Water Flossers Tend to Clean Deeper

Traditional string flossers tend to go about 3mm deep into your gum pockets. Studies have shown that water flossers go about 90% to the depth of your gums pockets (depending on how deep they are). In studies, this meant depths of about 7mm, while traditional flossers go only 3mm deep.

Convenient and Easy to Use

Most people hate traditional string flossing because it’s painful and takes an extraordinary amount of time to do the whole mouth. And if you’re like me, I use unnecessary pressure, which constantly causes my gums to bleed.

This is why a water flosser is so much more convenient and easy to use. It’s quick, less invasive on the gums and the whole mouth can be cleaned in less than a minute. It’s also easier for those with arthritis or manual dexterity as it’s much easier on the hands and the arm itself.

Overall, people tend to look forward to using a water flosser compared to a traditional string flossing. This alone means there is a higher adoption rate, which results in more regular use (which is key for effective oral hygiene).

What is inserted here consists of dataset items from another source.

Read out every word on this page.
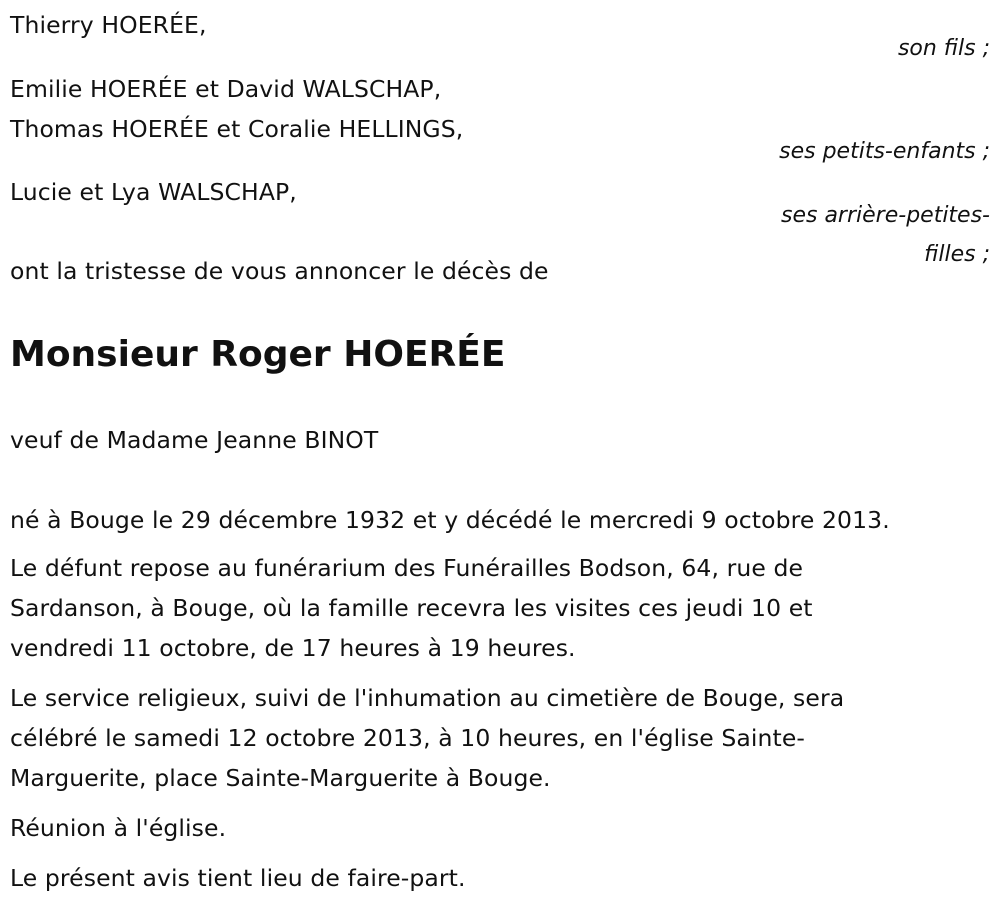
Thierry HOERÉE,
son fils ;
Emilie HOERÉE et David WALSCHAP,
Thomas HOERÉE et Coralie HELLINGS,
ses petits-enfants ;
Lucie et Lya WALSCHAP,
ses arrière-petites-
filles ;
ont la tristesse de vous annoncer le décès de
Monsieur Roger HOERÉE
veuf de Madame Jeanne BINOT
né à Bouge le 29 décembre 1932 et y décédé le mercredi 9 octobre 2013.
Le défunt repose au funérarium des Funérailles Bodson, 64, rue de
Sardanson, à Bouge, où la famille recevra les visites ces jeudi 10 et
vendredi 11 octobre, de 17 heures à 19 heures.
Le service religieux, suivi de l'inhumation au cimetière de Bouge, sera
célébré le samedi 12 octobre 2013, à 10 heures, en l'église Sainte-
Marguerite, place Sainte-Marguerite à Bouge.
Réunion à l'église.
Le présent avis tient lieu de faire-part.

Clinically Tested to be an Effective Alternative to String Flossing

Water flossers have been clinically tested to be an effective alternative to string flossing. Two separate studies were conducted comparing the effectiveness of water flossers to traditional string flossing.

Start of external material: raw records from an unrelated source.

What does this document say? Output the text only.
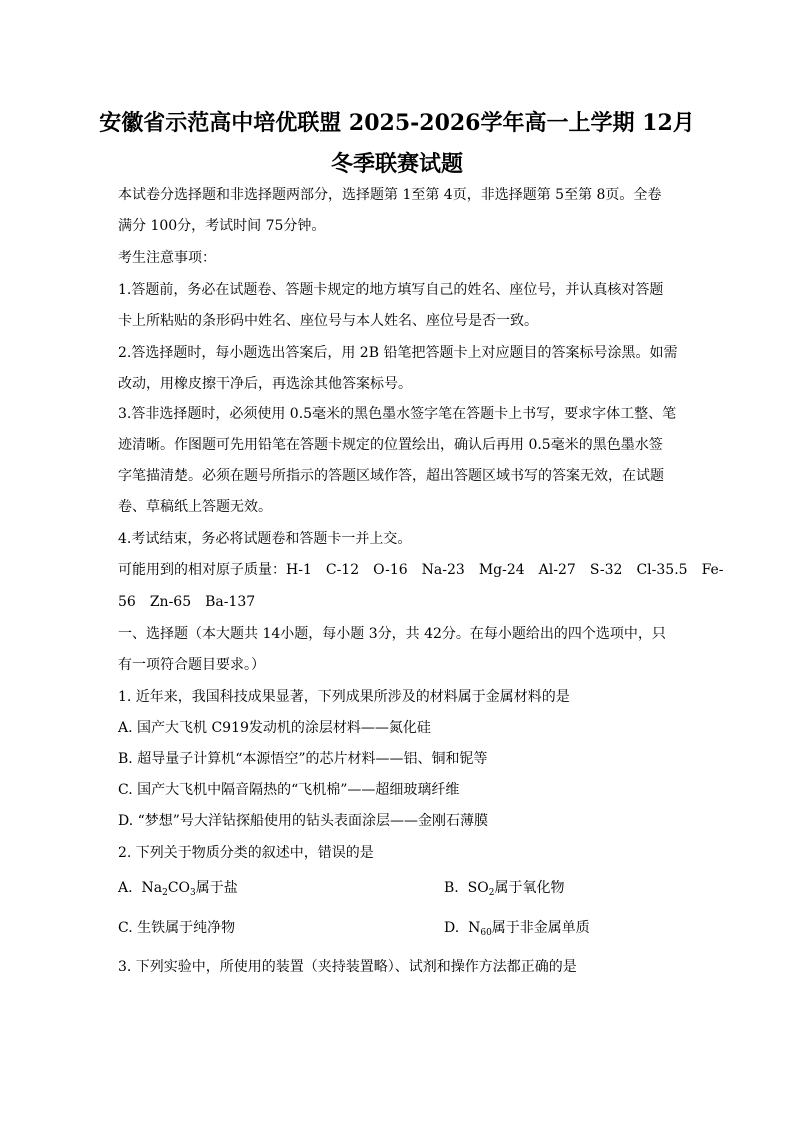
安徽省示范高中培优联盟 2025-2026学年高一上学期 12月
冬季联赛试题
本试卷分选择题和非选择题两部分，选择题第 1至第 4页，非选择题第 5至第 8页。全卷
满分 100分，考试时间 75分钟。
考生注意事项：
1.答题前，务必在试题卷、答题卡规定的地方填写自己的姓名、座位号，并认真核对答题
卡上所粘贴的条形码中姓名、座位号与本人姓名、座位号是否一致。
2.答选择题时，每小题选出答案后，用 2B 铅笔把答题卡上对应题目的答案标号涂黑。如需
改动，用橡皮擦干净后，再选涂其他答案标号。
3.答非选择题时，必须使用 0.5毫米的黑色墨水签字笔在答题卡上书写，要求字体工整、笔
迹清晰。作图题可先用铅笔在答题卡规定的位置绘出，确认后再用 0.5毫米的黑色墨水签
字笔描清楚。必须在题号所指示的答题区域作答，超出答题区域书写的答案无效，在试题
卷、草稿纸上答题无效。
4.考试结束，务必将试题卷和答题卡一并上交。
可能用到的相对原子质量：H-1 C-12 O-16 Na-23 Mg-24 Al-27 S-32 Cl-35.5 Fe-
56 Zn-65 Ba-137
一、选择题（本大题共 14小题，每小题 3分，共 42分。在每小题给出的四个选项中，只
有一项符合题目要求。）
1. 近年来，我国科技成果显著，下列成果所涉及的材料属于金属材料的是
A. 国产大飞机 C919发动机的涂层材料——氮化硅
B. 超导量子计算机“本源悟空”的芯片材料——铝、铜和铌等
C. 国产大飞机中隔音隔热的“飞机棉”——超细玻璃纤维
D. “梦想”号大洋钻探船使用的钻头表面涂层——金刚石薄膜
2. 下列关于物质分类的叙述中，错误的是
A. $Na_2CO_3$属于盐	B. $SO_2$属于氧化物
C. 生铁属于纯净物	D. $N_{60}$属于非金属单质
3. 下列实验中，所使用的装置（夹持装置略）、试剂和操作方法都正确的是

One study conducted in 2005 (by the University of Nebraska) over a 4 week period showed that water flossers were 93% more effective at reducing bleeding and 52% more effective at reducing gingivitis than traditional string flossing.

Another study conducted in 2011 (by the University of Amsterdam) over the same 4 week period showed that a water flosser was at least twice as effective at reducing bleeding as a string floss.

Water Flossers are Backed by Years of Research

backed by research

Unlike gadgets you see on late night infomercials, water flossers are backed by years of research and studies The device has been evaluated more than 50 times since it was first introduced in 1962. Most water flossers also carry the coveted seal of approval from the American Dental Association. This means water flossers are both safe and effective at reducing bleeding, gingivitis and are a good alternative to traditional flossing.

Lots of Options and Price Points Available

You can find a whole array of water flossers available in the market that can fit any budget. You can find water flossers costing anywhere from $50-$300 depending on the brand and purpose. There are larger water flossers for home use and you can also find flossers that are more compact and intended for travel. There are also several major brands offering water flossers like Panasonic, Waterpik and Philips to name a few.

Healthier Gums and Teeth

So for those of you who are looking for an easier and more effective alternative to traditional flossing, a water flosser has become both inexpensive and more readily available.

Water flossers in combination with regular brushing and your favorite mouthwash will certainly improve your overall hygiene and prevent unnecessary trips to the dentist. As is the case with anything health related, you should have a proactive approach rather than a reactive one.